My optimal TDD coding setup. Clockwise, from left: source file, test file, automatic test output, interactive Ruby console.

I can’t emphasize the time saved from automatically running my tests whenever any file is saved in my working directory. The time savings has payed off time and time again because it has saved me a number of keystrokes off of running tests manually each time. Saving my source or test file automatically causes my tests to start running in another terminal pane.

The one way I’m able to accomplish this is by utilizing two tools: ag and entr. These two shell tools used in combination allow for a powerful red-green development process.

ag (commonly known as the Silver Searcher, succeeded by rg (RipGrep)) is a program which lists files recursively. entr is a program which runs a given shell command whenever a file is modified. These two tools piped together like ag -l | entr -c rails test enable a TDD workflow because ag provides a recursive list of files, then entr watches those files and runs the provided command. In this case, the command to run every time is rails test.

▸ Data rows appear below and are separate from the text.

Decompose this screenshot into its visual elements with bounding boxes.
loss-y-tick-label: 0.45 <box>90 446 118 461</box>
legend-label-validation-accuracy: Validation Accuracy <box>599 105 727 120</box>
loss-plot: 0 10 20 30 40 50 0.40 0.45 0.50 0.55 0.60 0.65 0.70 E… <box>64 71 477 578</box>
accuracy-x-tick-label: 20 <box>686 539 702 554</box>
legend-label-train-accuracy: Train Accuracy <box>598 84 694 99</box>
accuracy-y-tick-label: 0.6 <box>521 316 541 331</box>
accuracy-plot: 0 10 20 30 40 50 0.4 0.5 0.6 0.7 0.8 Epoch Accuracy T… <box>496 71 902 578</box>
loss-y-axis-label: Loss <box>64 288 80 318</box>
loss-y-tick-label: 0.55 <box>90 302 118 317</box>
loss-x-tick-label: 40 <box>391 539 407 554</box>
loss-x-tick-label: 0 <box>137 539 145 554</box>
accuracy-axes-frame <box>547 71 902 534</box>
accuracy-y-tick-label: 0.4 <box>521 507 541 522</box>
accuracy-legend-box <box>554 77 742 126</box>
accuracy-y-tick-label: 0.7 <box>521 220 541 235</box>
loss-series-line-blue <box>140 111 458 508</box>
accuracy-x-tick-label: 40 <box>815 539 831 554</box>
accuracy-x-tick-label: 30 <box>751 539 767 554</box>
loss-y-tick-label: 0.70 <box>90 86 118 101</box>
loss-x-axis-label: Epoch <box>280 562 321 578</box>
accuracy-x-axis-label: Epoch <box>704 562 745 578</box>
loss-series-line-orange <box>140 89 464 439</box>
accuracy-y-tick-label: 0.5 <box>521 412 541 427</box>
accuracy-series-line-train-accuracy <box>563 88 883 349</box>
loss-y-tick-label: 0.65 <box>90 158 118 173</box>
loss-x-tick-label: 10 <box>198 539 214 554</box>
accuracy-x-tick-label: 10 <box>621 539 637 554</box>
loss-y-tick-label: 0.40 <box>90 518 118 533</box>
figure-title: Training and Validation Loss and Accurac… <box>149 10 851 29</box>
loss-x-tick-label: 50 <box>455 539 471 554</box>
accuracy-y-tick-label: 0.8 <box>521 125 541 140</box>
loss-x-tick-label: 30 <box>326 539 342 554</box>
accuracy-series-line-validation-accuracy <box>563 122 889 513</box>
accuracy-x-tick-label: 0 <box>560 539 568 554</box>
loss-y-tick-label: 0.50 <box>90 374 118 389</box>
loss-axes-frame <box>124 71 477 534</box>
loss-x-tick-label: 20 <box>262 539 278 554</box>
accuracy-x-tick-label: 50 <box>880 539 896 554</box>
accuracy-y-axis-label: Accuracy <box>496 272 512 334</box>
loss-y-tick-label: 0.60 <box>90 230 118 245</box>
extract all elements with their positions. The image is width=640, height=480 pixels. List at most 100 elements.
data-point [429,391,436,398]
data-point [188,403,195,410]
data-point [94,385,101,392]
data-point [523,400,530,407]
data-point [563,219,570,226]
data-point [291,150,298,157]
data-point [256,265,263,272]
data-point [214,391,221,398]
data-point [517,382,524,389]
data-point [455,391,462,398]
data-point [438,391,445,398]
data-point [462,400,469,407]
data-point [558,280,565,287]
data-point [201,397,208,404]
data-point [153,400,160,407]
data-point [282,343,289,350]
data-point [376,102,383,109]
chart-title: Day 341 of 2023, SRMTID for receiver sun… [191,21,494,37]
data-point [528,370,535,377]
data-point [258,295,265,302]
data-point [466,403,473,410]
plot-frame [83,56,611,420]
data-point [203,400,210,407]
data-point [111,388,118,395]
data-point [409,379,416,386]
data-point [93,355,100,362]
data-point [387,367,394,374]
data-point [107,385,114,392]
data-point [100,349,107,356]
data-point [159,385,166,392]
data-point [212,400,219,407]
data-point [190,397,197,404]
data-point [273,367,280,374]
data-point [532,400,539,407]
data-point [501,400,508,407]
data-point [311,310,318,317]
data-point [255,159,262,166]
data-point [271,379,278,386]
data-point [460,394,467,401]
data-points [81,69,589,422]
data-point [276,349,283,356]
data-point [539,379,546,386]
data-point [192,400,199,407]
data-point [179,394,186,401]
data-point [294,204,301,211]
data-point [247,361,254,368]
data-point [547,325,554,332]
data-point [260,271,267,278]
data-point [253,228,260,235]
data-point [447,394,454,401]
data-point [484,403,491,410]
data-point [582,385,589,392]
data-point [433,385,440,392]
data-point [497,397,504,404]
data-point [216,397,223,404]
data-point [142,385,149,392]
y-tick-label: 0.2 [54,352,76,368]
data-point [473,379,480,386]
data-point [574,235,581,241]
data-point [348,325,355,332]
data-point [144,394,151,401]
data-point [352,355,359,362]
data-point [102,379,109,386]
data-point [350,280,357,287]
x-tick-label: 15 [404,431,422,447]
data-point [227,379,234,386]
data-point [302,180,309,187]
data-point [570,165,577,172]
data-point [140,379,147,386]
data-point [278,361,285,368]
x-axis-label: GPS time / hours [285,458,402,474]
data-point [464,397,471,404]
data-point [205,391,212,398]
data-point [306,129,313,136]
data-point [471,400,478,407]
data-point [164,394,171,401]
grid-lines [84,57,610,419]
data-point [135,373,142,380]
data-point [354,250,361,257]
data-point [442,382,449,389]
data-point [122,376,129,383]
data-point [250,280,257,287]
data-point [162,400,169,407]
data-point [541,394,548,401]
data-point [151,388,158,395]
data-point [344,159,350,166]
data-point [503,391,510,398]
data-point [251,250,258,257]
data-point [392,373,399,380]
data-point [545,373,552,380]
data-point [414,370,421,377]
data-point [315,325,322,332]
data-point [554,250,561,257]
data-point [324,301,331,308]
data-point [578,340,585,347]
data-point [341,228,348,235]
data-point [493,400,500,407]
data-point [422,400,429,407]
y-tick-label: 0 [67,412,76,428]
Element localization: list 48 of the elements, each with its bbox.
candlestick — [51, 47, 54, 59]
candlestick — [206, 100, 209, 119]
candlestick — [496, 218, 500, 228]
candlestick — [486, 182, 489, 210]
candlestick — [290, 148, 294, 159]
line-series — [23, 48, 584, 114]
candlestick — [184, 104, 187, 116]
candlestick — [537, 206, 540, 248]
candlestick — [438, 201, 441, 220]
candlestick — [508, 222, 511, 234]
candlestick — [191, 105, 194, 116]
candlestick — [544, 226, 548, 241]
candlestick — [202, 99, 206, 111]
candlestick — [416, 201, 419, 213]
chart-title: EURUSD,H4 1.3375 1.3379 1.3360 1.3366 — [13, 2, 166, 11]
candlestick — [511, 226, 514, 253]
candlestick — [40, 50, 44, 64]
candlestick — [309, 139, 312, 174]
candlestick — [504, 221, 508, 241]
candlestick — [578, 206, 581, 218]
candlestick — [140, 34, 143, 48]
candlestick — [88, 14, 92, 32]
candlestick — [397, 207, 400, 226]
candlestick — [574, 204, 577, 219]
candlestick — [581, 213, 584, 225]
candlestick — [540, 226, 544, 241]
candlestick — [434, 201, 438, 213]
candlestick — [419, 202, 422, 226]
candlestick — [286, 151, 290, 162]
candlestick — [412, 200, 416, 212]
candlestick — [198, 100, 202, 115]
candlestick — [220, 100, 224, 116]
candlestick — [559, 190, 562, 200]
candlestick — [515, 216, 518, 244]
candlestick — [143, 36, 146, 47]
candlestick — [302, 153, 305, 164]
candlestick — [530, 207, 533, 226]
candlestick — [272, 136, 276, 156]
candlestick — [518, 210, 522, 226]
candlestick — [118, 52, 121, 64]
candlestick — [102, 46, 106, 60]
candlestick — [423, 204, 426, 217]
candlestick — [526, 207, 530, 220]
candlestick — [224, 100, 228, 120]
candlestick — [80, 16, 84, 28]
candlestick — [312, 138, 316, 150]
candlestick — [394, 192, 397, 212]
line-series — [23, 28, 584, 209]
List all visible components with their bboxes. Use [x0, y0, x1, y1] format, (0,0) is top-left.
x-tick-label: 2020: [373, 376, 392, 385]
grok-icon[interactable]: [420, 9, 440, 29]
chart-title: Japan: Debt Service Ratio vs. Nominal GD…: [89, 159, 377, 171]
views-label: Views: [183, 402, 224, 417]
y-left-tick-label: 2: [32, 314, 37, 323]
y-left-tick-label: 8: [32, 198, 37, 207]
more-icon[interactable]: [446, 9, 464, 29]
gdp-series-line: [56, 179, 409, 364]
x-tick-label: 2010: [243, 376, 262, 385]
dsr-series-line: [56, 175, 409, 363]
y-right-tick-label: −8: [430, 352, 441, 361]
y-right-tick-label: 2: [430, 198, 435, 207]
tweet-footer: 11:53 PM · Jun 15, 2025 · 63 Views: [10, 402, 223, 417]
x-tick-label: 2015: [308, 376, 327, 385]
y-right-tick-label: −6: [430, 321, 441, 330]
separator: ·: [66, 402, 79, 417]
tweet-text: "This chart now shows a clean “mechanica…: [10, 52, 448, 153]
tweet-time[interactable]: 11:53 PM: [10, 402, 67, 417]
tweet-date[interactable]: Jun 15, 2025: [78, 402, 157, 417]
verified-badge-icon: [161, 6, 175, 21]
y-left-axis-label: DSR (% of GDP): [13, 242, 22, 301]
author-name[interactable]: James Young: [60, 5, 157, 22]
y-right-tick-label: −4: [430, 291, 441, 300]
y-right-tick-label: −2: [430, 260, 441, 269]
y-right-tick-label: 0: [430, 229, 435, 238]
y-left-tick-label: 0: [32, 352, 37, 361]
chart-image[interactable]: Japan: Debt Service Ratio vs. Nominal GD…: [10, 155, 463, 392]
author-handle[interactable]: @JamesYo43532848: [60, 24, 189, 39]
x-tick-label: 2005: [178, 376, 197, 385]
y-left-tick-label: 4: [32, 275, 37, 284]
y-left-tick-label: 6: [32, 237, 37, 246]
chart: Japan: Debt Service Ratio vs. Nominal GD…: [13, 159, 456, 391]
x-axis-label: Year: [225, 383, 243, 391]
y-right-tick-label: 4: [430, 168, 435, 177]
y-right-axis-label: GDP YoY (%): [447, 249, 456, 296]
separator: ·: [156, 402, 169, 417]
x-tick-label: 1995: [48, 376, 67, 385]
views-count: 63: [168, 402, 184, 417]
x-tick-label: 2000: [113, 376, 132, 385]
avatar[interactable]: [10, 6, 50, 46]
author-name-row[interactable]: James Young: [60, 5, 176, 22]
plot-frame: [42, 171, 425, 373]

The -c is a parameter for entr to clear the console each time the command is rerun.

Download ag and entr

I would highly recommend trying out these two tools in combination next time you encounter your next TDD situation – it’s certainly saved me a lot of time repeating keyboard commands. Even if you don’t do TDD regularly or at all, I would recommend trying out these new tools.

Download ag from Github, or equivalently, rg (RipGrep) if you’re feeling up to the challenge. entr can also be fetched from Github.

For a quicker install

brew install the_silver_searcher entr on Mac OS.

apt-get install silversearcher-ag entr on Ubuntu-like systems.